Use 'kubectl describe pod/kube-dns-2673147055-4j6wm' to see all of the
containers in this pod.
nslookup: can't resolve '(null)': Name does not resolve
nslookup: can't resolve 'kubernetes.default.svc.cluster.local': Name does not resolve
question
Whats the simplest way to further debug a system created using local-up-cluster where the DNS pods are running, but kubernetes.default.svc.cluster.local is not resolved ? Note that all other aspects of this cluster appear to be working perfectly.
System info : Linux ip-172-31-44-133 4.4.0-1018-aws #27-Ubuntu SMP Fri May 19 17:20:58 UTC 2017 x86_64 x86_64 x86_64 GNU/Linux.
Example of resolv.conf that is being placed in my containers...
/etc/cfssl # cat /etc/resolv.conf
nameserver 172.17.0.1
search default.svc.cluster.local svc.cluster.local cluster.local dc1.lan
options ndots:5
I can't comment on your post so I'll attempt to answer this.
First of all, certain Alpine images have trouble resolving using nslookup. DNS might in fact be working normally in your cluster.
To validate this, read the logs of the pods (eg. traefik, heapster, calico) that communicates with kube-apiserver. If no errors are observed, what you have is probably a non-problem.
If you want to be doubly-sure, deploy a non-Alpine pod and try nslookup.
If it really is a DNS issue, I will debug in this sequence.

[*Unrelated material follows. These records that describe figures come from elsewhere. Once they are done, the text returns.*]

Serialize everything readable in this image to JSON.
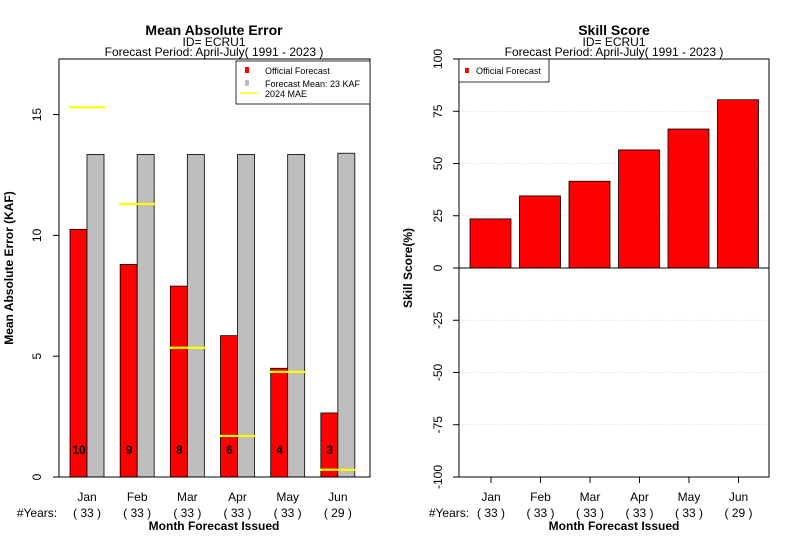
{
  "chart_data": [
    {
      "type": "bar",
      "title": "Mean Absolute Error",
      "subtitle_id": "ID= ECRU1",
      "subtitle_period": "Forecast Period: April-July( 1991 - 2023 )",
      "ylabel": "Mean Absolute Error (KAF)",
      "xlabel": "Month Forecast Issued",
      "ylim": [
        0,
        17.3
      ],
      "yticks": [
        "0",
        "5",
        "10",
        "15"
      ],
      "ytick_values": [
        0,
        5,
        10,
        15
      ],
      "categories": [
        "Jan",
        "Feb",
        "Mar",
        "Apr",
        "May",
        "Jun"
      ],
      "years_label": "#Years:",
      "years": [
        "( 33 )",
        "( 33 )",
        "( 33 )",
        "( 33 )",
        "( 33 )",
        "( 29 )"
      ],
      "series": [
        {
          "name": "Official Forecast",
          "color": "#ff0000",
          "values": [
            10.25,
            8.8,
            7.9,
            5.85,
            4.5,
            2.65
          ]
        },
        {
          "name": "Forecast Mean: 23 KAF",
          "color": "#bebebe",
          "values": [
            13.35,
            13.35,
            13.35,
            13.35,
            13.35,
            13.4
          ]
        },
        {
          "name": " 2024  MAE",
          "color": "#ffff00",
          "values": [
            15.3,
            11.3,
            5.35,
            1.7,
            4.35,
            0.3
          ]
        }
      ],
      "bar_labels": [
        "10",
        "9",
        "8",
        "6",
        "4",
        "3"
      ],
      "legend_position": "top-right",
      "grid": false
    },
    {
      "type": "bar",
      "title": "Skill Score",
      "subtitle_id": "ID= ECRU1",
      "subtitle_period": "Forecast Period: April-July( 1991 - 2023 )",
      "ylabel": "Skill Score(%)",
      "xlabel": "Month Forecast Issued",
      "ylim": [
        -100,
        100
      ],
      "yticks": [
        "-100",
        "-75",
        "-50",
        "-25",
        "0",
        "25",
        "50",
        "75",
        "100"
      ],
      "ytick_values": [
        -100,
        -75,
        -50,
        -25,
        0,
        25,
        50,
        75,
        100
      ],
      "categories": [
        "Jan",
        "Feb",
        "Mar",
        "Apr",
        "May",
        "Jun"
      ],
      "years_label": "#Years:",
      "years": [
        "( 33 )",
        "( 33 )",
        "( 33 )",
        "( 33 )",
        "( 33 )",
        "( 29 )"
      ],
      "series": [
        {
          "name": "Official Forecast",
          "color": "#ff0000",
          "values": [
            23.5,
            34.5,
            41.5,
            56.5,
            66.5,
            80.5
          ]
        }
      ],
      "legend_position": "top-left",
      "grid": true
    }
  ]
}
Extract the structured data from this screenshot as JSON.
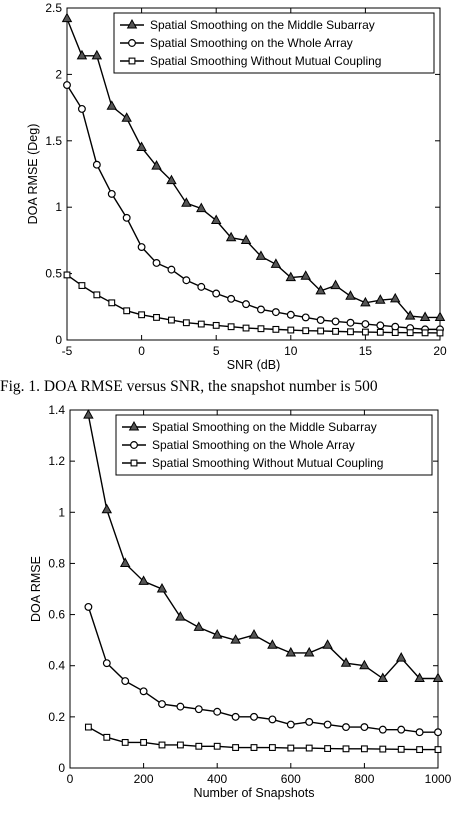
{
  "figure1": {
    "caption": "Fig. 1.  DOA RMSE versus SNR, the snapshot number is 500",
    "chart_data": {
      "type": "line",
      "xlabel": "SNR (dB)",
      "ylabel": "DOA RMSE (Deg)",
      "xlim": [
        -5,
        20
      ],
      "ylim": [
        0,
        2.5
      ],
      "xticks": [
        -5,
        0,
        5,
        10,
        15,
        20
      ],
      "yticks": [
        0,
        0.5,
        1,
        1.5,
        2,
        2.5
      ],
      "grid": false,
      "legend_position": "top-right",
      "x": [
        -5,
        -4,
        -3,
        -2,
        -1,
        0,
        1,
        2,
        3,
        4,
        5,
        6,
        7,
        8,
        9,
        10,
        11,
        12,
        13,
        14,
        15,
        16,
        17,
        18,
        19,
        20
      ],
      "series": [
        {
          "name": "Spatial Smoothing on the Middle Subarray",
          "marker": "triangle",
          "values": [
            2.42,
            2.14,
            2.14,
            1.76,
            1.67,
            1.45,
            1.31,
            1.2,
            1.03,
            0.99,
            0.9,
            0.77,
            0.75,
            0.63,
            0.57,
            0.47,
            0.48,
            0.37,
            0.41,
            0.33,
            0.28,
            0.3,
            0.31,
            0.18,
            0.17,
            0.17
          ]
        },
        {
          "name": "Spatial Smoothing on the Whole Array",
          "marker": "circle",
          "values": [
            1.92,
            1.74,
            1.32,
            1.1,
            0.92,
            0.7,
            0.58,
            0.53,
            0.45,
            0.4,
            0.35,
            0.31,
            0.27,
            0.23,
            0.21,
            0.19,
            0.17,
            0.15,
            0.14,
            0.13,
            0.12,
            0.11,
            0.1,
            0.09,
            0.08,
            0.08
          ]
        },
        {
          "name": "Spatial Smoothing Without Mutual Coupling",
          "marker": "square",
          "values": [
            0.49,
            0.41,
            0.34,
            0.28,
            0.22,
            0.19,
            0.17,
            0.15,
            0.13,
            0.12,
            0.11,
            0.1,
            0.09,
            0.085,
            0.08,
            0.075,
            0.07,
            0.068,
            0.065,
            0.062,
            0.06,
            0.058,
            0.056,
            0.055,
            0.054,
            0.053
          ]
        }
      ]
    }
  },
  "figure2": {
    "chart_data": {
      "type": "line",
      "xlabel": "Number of Snapshots",
      "ylabel": "DOA RMSE",
      "xlim": [
        0,
        1000
      ],
      "ylim": [
        0,
        1.4
      ],
      "xticks": [
        0,
        200,
        400,
        600,
        800,
        1000
      ],
      "yticks": [
        0,
        0.2,
        0.4,
        0.6,
        0.8,
        1,
        1.2,
        1.4
      ],
      "grid": false,
      "legend_position": "top-right",
      "x": [
        50,
        100,
        150,
        200,
        250,
        300,
        350,
        400,
        450,
        500,
        550,
        600,
        650,
        700,
        750,
        800,
        850,
        900,
        950,
        1000
      ],
      "series": [
        {
          "name": "Spatial Smoothing on the Middle Subarray",
          "marker": "triangle",
          "values": [
            1.38,
            1.01,
            0.8,
            0.73,
            0.7,
            0.59,
            0.55,
            0.52,
            0.5,
            0.52,
            0.48,
            0.45,
            0.45,
            0.48,
            0.41,
            0.4,
            0.35,
            0.43,
            0.35,
            0.35
          ]
        },
        {
          "name": "Spatial Smoothing on the Whole Array",
          "marker": "circle",
          "values": [
            0.63,
            0.41,
            0.34,
            0.3,
            0.25,
            0.24,
            0.23,
            0.22,
            0.2,
            0.2,
            0.19,
            0.17,
            0.18,
            0.17,
            0.16,
            0.16,
            0.15,
            0.15,
            0.14,
            0.14
          ]
        },
        {
          "name": "Spatial Smoothing Without Mutual Coupling",
          "marker": "square",
          "values": [
            0.16,
            0.12,
            0.1,
            0.1,
            0.09,
            0.09,
            0.085,
            0.085,
            0.08,
            0.08,
            0.08,
            0.078,
            0.078,
            0.076,
            0.075,
            0.075,
            0.074,
            0.073,
            0.072,
            0.072
          ]
        }
      ]
    }
  }
}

kubectl exec into the kube-dns pod. Run nslookup kubernetes.default.svc.cluster.local localhost. If this works, DNS is in fact running. If it doesn't, kube-dns should have entered a CrashLoopbackOff state by now.
kubectl exec into a deployed pod. Run nslookup kubernetes.default.svc.cluster.local <cluster-ip>. If this works, you're good to go. If it doesn't, something is up with the pod network. Without details, I can't recommend further steps.
Bonne chance!
I figured I'd post a systematic answer that usually works for me. I was hoping for something more elegant, and this isn't ideal, but I think its the best place to start.
1) Make sure your DNS nanny and your SkyDNS are running. The nanny and Sky DNS should both show in their docker logs that they've bound to a port.
2) When you create new services, make sure that SkyDNS is writing them to the logs and showing the creation of SRV and so on.
3) Look in /etc/resolv.conf in your docker containers. Make sure the nameserver looks like something on your internal docker IP addresses (i.e. 10.... in a regular docker0 config on fedora)
There are specific env variables you need to export correctly: API_HOST=true and KUBE_ENABLE_CLUSTER_DNS=true.
Theres alot of deeper tools you can use, like route -n and so on to debug container networking even more, but local up cluster should generally 'just work' and if the above steps surface something supsicious, its worth mentioning in the kubernetes community as a possible bug.